In our Kuberenetes cluster, we are running into sporadic situations where a cluster node runs out of memory and Linux invokes OOM killer. Looking at the logs, it appears that the Pods scheduled onto the Node are requesting more memory than can be allocated by the Node.
The issue is that, when OOM killer is invoked, it prints out a list of processes and their memory usage.
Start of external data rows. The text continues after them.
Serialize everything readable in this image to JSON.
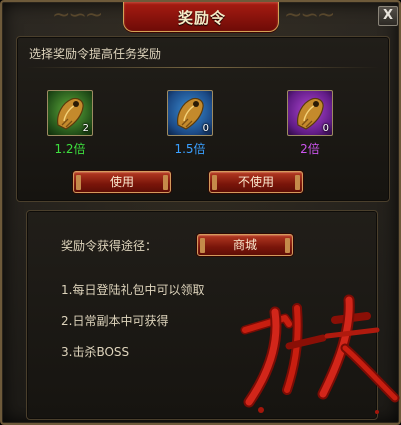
{
  "window": {
    "title": "奖励令",
    "close_label": "X"
  },
  "top": {
    "instruction": "选择奖励令提高任务奖励",
    "items": [
      {
        "count": "2",
        "multiplier": "1.2倍",
        "color": "#3ee03e",
        "rarity": "green"
      },
      {
        "count": "0",
        "multiplier": "1.5倍",
        "color": "#3aa0ff",
        "rarity": "blue"
      },
      {
        "count": "0",
        "multiplier": "2倍",
        "color": "#cc55ee",
        "rarity": "purple"
      }
    ],
    "use_button": "使用",
    "dont_use_button": "不使用"
  },
  "bottom": {
    "source_label": "奖励令获得途径：",
    "shop_button": "商城",
    "sources": [
      "1.每日登陆礼包中可以领取",
      "2.日常副本中可获得",
      "3.击杀BOSS"
    ]
  },
  "colors": {
    "title_red": "#8c1a10",
    "button_red": "#9a2414",
    "text": "#ded4bc",
    "gold_border": "#d2a356"
  },
  "icons": {
    "item": "tiger-tally-icon",
    "close": "close-icon",
    "decoration": "calligraphy-art"
  }
}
However, as all of our Docker containers are Java services, the "process name" just appears as "java", not allowing us to track down which particular Pod is causing the issues.
How can I get the history of which Pods were scheduled to run on a particular Node and when?
I guess your pods don't have requests and limits set, or the values are not ideal.
If you setup this properly, when a pod starts to use too much ram, that pod will be killed and you will be able to find out what is causing the issues.
About seeing all the pods on a node, you can go with kubectl get events
or docker ps -a
on the node, as cited on the other answers/comments.
You can now use kube-state-metrics kube_pod_container_status_terminated_reason
to detect OOM events
kube_pod_container_status_terminated_reason{reason="OOMKilled"}
kube_pod_container_status_terminated_reason{container="addon-resizer",endpoint="http-metrics",instance="100.125.128.3:8080",job="kube-state-metrics",namespace="monitoring",pod="kube-state-metrics-569ffcff95-t929d",reason="OOMKilled",service="kube-state-metrics"}
We use Prometheus to monitor OOM events.
This expression should report the number of times that memory usage has reached the limits:
rate(container_memory_failcnt{pod_name!=""}[5m]) > 0
FYI: this is the next best thing to proper docs, the code
One way is to see docker ps -a
output and correlate the container names with your pod's containers.